Gardner, an associate professor of civil and systems engineering at Johns Hopkins University, said on Wednesday that he will be the winner of the 2022 Lasker Foundation for creating the tracker, which was described as a “pioneering resource” by the US-based Lasker Foundation. Nominated as a recipient of the Bloomberg Public Service Award. “Lighting the way to informed policy guidelines and personal choices in a morass of misinformation” as the world grapples with a new disease.
Gardner, who studies disease transmission modeling, was meeting with graduate student Ensheng Dong on Jan. 21, 2020, just weeks after the first coronavirus case was detected in Wuhan, China.
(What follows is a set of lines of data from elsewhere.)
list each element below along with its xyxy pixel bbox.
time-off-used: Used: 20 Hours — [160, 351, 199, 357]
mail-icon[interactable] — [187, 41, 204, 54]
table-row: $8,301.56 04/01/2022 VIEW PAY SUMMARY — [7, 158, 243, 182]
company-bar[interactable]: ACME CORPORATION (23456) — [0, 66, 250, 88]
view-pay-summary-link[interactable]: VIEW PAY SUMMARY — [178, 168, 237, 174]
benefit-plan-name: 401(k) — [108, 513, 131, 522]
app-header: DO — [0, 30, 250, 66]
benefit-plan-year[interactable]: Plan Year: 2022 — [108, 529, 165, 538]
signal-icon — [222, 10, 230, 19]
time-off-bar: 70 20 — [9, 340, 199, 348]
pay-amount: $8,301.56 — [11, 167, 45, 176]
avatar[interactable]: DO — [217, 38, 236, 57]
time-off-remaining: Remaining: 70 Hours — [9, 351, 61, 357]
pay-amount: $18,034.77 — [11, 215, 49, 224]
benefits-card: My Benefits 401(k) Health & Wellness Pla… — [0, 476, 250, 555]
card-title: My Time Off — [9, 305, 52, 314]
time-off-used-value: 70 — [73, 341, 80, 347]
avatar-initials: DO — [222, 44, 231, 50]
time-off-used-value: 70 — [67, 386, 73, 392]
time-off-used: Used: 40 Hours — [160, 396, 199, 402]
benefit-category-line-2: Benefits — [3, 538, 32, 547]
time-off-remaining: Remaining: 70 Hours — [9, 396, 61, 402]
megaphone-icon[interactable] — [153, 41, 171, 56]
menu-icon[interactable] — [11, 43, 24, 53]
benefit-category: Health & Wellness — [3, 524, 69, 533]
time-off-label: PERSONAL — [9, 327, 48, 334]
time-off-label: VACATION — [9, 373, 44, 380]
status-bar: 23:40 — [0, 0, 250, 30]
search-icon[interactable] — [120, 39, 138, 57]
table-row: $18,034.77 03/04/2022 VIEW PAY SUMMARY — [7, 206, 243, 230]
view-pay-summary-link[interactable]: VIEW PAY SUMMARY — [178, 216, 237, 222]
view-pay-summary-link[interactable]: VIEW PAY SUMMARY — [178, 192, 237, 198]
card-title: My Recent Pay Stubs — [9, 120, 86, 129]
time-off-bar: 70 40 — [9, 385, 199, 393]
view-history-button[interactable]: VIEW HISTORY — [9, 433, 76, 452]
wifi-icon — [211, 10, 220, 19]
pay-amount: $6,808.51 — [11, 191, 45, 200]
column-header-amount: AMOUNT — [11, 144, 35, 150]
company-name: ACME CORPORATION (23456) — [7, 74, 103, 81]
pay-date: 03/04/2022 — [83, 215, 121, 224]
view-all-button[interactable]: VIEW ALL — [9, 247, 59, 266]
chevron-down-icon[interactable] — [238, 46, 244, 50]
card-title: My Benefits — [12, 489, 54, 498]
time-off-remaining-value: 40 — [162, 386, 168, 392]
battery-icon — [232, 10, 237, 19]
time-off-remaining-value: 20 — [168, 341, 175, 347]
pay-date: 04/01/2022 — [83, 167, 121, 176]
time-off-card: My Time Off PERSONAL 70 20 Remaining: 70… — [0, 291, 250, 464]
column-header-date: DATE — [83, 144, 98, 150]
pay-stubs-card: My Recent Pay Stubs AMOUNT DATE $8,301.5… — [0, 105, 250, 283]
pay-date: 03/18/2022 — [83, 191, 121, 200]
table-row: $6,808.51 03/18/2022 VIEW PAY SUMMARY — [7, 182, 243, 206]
The two had intended to discuss vaccine hesitation and measles, but Dong said he was also tracking new cases of COVID-19 infection in China.
The next day, the duo began an early prototype mapping the number of confirmed COVID-19 cases. At that time, there were 322 infections spread throughout East Asia.
Gardner announced the new tool in a tweet on January 22, 2020, writing: You can check the case and location here. Data can be downloaded. ”
We are tracking the spread of 2019-nCoV in real time. You can check the case and location here. downloadable data. #ncov-2019 @JHU Systems https://t.co/qfVymyUf7v pic.twitter.com/SS9zUwrQxT
— Lauren Gardner (@TexasDownUnder) January 22, 2020
The Lasker Foundation expanded the tracker to include soaring death tolls, recoveries and subsequent vaccinations, and as Gardner’s team created a system to compile figures from different reporting methods from countries around the world, the “public It revolutionized health reporting.” Tracker has grown to collect and verify information from over 3,500 different sources.
As of Wednesday, the Johns Hopkins Coronavirus Resource Center, a website that houses Global Tracker and other COVID trend data, has received nearly 1.2 billion page views since 2020, according to the university. was
To date, trackers have documented over 616 million COVID cases, at least 6.5 million deaths, and nearly 9 billion vaccine doses worldwide.
Johns Hopkins University said the data and analysis by her team of experts will help inform policy makers, the medical community, the news media and the public to track the pandemic and combat its spread. I was.
The university hopes that Gardner’s team will use this information further to identify actions in the hardest-hit areas across the United States in the early trajectory of the outbreak, which was declared a pandemic by the World Health Organization on March 11, 2020. He added that he investigated how the
Earlier this month, the head of the UN agency, Tedros Adhanom Ghebreyesus, announced that the end of the pandemic was finally in sight.
I don’t think there is an engineer who has more influence than this. @Johns Hopkins Professor Lauren Gardner for the first time in a while.
Professor Gardner has brought back the 2022 Lasker Bloomberg Awards.@TexasDownUnder https://t.co/VLngyKVLIh
— Denis Wirtz (@deniswirtz) September 28, 2022
Early in the outbreak, information compiled by Gardner’s team also revealed “a lack of US-wide data-reporting standards that resulted in fragmented reporting by individual states,” the university said.
Gardner said, “It plays a vital role in keeping the world informed during a global public health crisis and, just as importantly, changing expectations about public access to data and information. was an extraordinary experience.”
In a statement released by the university, Gardner added that he hopes to apply the lessons learned from the project to other crises, including climate change.
“These are people-centred problems with deep-seated inequalities and are often highly politicized. At the heart of many of these problems is arguably the most grave threat facing society today. One of them is the harm caused by misinformation,” she said.
“Addressing these problems requires data-driven solutions and effective science communication. It requires investment and innovation in interdisciplinary science and strong partnerships between researchers and practitioners.” ‘ she said.